Full-Body VR Fusion

Demo Pose 1
Demo Pose 2
10-Joint Hand Tracking
32-Joint Pose Tracking
Computer Vision Stack
Tech Features

Inspiration

Metaverse, VR, and games today lack true immersion. Even in the Metaverse, as a person, you exist completely phantom waist down. The movement of your elbows is predicted by an algorithm, and can look unstable and jittery. Worst of all, you have to use joycons to do something like waterbend, or spawn a fireball in your open palm.

What it does

We built an iPhone powered full-body 3D tracking system that captures every aspect of the way that you move, and it costs practically nothing. By leveraging MediaPipePose's precise body part tracking and Unity's dynamic digital environment, it allows users to embody a virtual avatar that mirrors their real-life movements with precision. The use of Python-based sockets facilitates real-time communication, ensuring seamless and immediate translation of physical actions into the virtual world, elevating immersion for users engaging in virtual experiences.

How we built it

To create our real-life full-body tracking avatar, we integrated MediaPipePose with Unity and utilized Python-based sockets. Initially, we employed MediaPipePose's computer vision capabilities to capture precise body part coordinates, forming the avatar's basis. Simultaneously, we built a dynamic digital environment within Unity to house the avatar. The critical link connecting these technologies was established through Python-based sockets, enabling real-time communication. This integration seamlessly translated users' physical movements into their virtual avatars, enhancing immersion in virtual spaces.

Challenges we ran into

There were a number of issues. We first used media pipe holistic but then realized it was a legacy system and we couldn't get 3d coordinates for the hands. Then, we transitioned to using media pipe pose for the person's body and cutting out small sections of the image where we detected hands, and running media pipe hand on those sub images to capture both the position of the body and the position of the hands. The math required to map the local coordinate system of the hand tracking to the global coordinate system of the full body pose was difficult. There were latency issues with python --> Unity, that had to be resolved by decreasing the amount of data points. We also had to use techniques like an exponential moving average to make the movements smoother. And naturally, there were hundreds of bugs that had to be resolved in parsing, moving, storing, and working with the data from these deep learning CV models.

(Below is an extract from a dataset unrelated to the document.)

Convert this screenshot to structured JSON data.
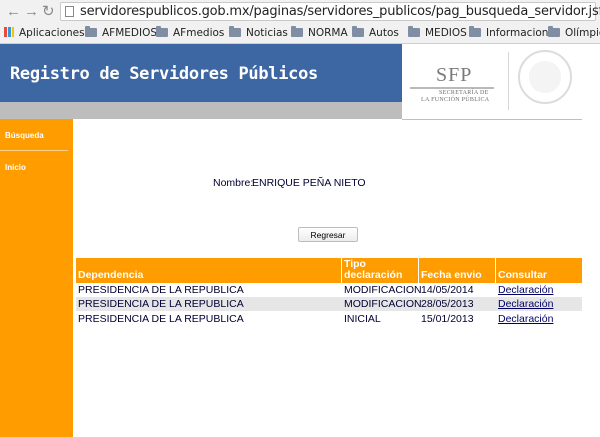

Accomplishments that we're proud of

We're proud of achieving full-body tracking, which enhances user immersion. Equally satisfying is our seamless transition of the body with little latency, ensuring a fluid user experience.

What we learned

For one, we learned how to integrate MediaPipePose with Unity, all the while learning socket programming for data transfer via servers in python. We learned how to integrate c# with python since unity only works on c# scripts and MediaPipePose only works on python scripts. We also learned how to use openCV and computer vision pretty intimately, since we had to work around a number of limitations for the libraries and old legacy code lurking around Google. There was also an element of asynchronous code handling via queues. Cool to see the data structure in action!